Though, if reworded, you may be looking for strstr(s2,s1)==s2, which is not necessarily the most performant way to do that. But you do not want to work out n ;-)

Okay, okay, the c++ version would be !s1.find(s2).

Okay, you can make it even more c++, something like this: std::mismatch(s1.begin(),s1.end(),s2.begin()).first==s1.end().

2
  • 3
    The question is tagged as C++, not C.
    – Paul R
    Commented Oct 27, 2011 at 9:20
  • .c_str() is not that hard to call :) Commented Oct 27, 2011 at 9:21
1

You can use this:

for c++14 or less

bool has_prefix
    (const std::string& str, const std::string& prefix)  {
    return str.find(prefix, 0) == 0;
}

for c++17

//it's a little faster
auto has_prefix
    (const std::string& str, const std::string_view& prefix) -> decltype(str.find(prefix) == 0) {
    return str.find(prefix, 0) == 0;
}
2
  • 3
    Wouldn't this be considerably slower than some other methods if the string is not prefixed and str is longer than prefix? Since the find() method will search for any instance of prefix in str, even if it is not the at offset 0. E.g., checking "bbbbbbba" for prefix "a" would need to search the entire string, find the final "a", then return false because it is not at offset zero, rather than return false after comparing only the first character.
    – TrentP
    Commented May 15, 2019 at 19:46
  • @TrentP yes. Using rfind() instead would fix this, as suggested in the accepted answer to the question of which this is a dup: stackoverflow.com/questions/1878001/…
    – Don Hatch
    Commented Nov 22, 2020 at 18:28
1
bool IsPrefix(const std::string& prefix, const std::string& whole)
{
  return whole.size() >= prefix.size() && whole.compare(0, prefix.size(), prefix) == 0;
}
2
  • 1
    This is a duplicate of a previously-submitted answer and uses a length comparison that was determined to be unnecessary by the comments on that answer.

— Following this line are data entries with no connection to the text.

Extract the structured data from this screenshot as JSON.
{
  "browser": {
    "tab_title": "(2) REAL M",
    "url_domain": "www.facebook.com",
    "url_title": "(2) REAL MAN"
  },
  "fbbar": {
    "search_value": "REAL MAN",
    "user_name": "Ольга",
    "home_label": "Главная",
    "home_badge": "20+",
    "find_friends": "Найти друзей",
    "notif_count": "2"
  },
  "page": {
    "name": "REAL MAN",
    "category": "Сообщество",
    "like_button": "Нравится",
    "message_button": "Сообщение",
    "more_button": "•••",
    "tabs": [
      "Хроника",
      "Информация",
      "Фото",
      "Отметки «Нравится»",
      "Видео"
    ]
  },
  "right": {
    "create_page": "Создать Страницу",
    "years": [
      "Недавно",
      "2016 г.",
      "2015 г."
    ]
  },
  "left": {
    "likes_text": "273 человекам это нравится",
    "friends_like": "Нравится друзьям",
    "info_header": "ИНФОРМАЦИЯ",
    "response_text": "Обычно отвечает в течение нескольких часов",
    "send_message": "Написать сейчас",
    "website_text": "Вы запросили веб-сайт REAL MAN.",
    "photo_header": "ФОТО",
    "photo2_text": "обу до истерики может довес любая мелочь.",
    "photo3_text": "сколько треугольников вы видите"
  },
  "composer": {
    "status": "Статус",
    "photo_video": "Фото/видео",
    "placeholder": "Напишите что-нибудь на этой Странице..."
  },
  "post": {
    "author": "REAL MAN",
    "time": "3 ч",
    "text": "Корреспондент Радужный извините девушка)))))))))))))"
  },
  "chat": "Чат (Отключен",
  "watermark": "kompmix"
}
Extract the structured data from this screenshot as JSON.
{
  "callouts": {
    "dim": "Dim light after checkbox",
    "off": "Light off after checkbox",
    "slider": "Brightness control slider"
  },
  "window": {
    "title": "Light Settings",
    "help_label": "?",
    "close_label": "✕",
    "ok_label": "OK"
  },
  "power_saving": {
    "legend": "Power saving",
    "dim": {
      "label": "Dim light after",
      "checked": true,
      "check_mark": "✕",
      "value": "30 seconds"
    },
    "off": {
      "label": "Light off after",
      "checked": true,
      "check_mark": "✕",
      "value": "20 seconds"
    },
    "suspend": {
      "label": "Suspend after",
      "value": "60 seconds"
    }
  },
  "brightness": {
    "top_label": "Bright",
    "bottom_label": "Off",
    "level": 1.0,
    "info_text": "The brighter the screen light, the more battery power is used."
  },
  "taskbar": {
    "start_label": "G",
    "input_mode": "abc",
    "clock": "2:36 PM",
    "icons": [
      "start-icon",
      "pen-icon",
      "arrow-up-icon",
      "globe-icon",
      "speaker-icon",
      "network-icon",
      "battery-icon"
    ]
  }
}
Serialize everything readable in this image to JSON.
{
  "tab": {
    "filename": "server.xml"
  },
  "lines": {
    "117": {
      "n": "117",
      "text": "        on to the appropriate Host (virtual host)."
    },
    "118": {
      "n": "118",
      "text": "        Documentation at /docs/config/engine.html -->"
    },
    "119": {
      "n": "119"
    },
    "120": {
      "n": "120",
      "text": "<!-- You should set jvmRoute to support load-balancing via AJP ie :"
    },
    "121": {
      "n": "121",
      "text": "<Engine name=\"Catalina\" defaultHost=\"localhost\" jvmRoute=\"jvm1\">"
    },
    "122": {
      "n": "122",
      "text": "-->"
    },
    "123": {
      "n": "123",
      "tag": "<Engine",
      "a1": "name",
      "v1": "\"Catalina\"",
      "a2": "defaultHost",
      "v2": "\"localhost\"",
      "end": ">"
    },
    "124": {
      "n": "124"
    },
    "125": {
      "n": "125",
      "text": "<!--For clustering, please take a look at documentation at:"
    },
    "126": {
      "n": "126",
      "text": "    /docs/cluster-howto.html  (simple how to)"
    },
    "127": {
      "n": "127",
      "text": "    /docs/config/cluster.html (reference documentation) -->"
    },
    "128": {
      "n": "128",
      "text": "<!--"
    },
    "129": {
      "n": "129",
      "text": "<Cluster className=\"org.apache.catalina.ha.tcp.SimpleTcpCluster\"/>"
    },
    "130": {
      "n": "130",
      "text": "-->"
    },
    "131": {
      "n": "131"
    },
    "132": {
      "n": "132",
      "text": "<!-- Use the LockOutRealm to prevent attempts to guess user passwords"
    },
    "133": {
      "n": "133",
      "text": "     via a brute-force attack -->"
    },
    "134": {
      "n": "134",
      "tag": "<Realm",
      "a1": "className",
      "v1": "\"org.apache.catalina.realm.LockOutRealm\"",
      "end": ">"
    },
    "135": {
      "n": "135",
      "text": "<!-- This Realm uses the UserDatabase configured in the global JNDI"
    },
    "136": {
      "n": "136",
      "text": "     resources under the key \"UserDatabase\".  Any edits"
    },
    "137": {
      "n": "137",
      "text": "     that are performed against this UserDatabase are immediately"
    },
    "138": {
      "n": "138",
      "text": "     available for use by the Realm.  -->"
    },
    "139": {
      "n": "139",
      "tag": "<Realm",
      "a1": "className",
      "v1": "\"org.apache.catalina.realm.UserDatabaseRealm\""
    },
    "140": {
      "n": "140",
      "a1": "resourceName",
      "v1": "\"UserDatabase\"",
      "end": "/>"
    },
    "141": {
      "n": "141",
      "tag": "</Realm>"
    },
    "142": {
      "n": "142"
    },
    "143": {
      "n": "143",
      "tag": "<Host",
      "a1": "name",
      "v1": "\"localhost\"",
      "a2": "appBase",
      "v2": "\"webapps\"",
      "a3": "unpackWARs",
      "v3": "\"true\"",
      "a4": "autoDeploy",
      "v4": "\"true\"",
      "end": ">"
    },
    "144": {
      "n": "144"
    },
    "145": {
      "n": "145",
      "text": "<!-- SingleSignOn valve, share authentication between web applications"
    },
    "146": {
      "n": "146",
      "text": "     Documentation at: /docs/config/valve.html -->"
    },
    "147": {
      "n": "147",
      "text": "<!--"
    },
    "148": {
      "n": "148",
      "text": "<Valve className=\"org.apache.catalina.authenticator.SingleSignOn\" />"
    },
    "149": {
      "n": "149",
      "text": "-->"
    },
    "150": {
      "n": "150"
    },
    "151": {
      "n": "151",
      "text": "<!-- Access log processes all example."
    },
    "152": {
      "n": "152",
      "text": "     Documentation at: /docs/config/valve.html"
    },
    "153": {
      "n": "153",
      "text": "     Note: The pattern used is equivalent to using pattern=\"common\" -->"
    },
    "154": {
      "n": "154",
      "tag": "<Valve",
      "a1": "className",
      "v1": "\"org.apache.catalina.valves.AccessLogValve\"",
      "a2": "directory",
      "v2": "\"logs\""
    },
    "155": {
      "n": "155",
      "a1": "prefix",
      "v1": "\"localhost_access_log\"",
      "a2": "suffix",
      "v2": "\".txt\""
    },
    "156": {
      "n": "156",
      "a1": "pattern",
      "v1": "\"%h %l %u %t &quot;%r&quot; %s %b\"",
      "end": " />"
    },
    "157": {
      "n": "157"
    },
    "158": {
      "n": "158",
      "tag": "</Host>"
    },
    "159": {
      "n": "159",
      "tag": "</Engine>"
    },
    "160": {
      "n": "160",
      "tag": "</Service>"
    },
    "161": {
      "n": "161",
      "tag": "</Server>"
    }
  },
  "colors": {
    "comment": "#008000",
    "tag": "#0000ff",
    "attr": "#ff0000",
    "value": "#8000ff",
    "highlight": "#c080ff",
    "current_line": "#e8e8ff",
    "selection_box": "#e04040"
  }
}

Commented Sep 24, 2019 at 15:41
  • 1
    I downvoted in agreement with @NeilMayhew, but on further reflection, I disagree with this downvote (which is now unfortunately locked in). If I'm not mistaken, the initial test is necessary (for performance), and the comments in that answer saying otherwise are wrong. See my reply on that thread.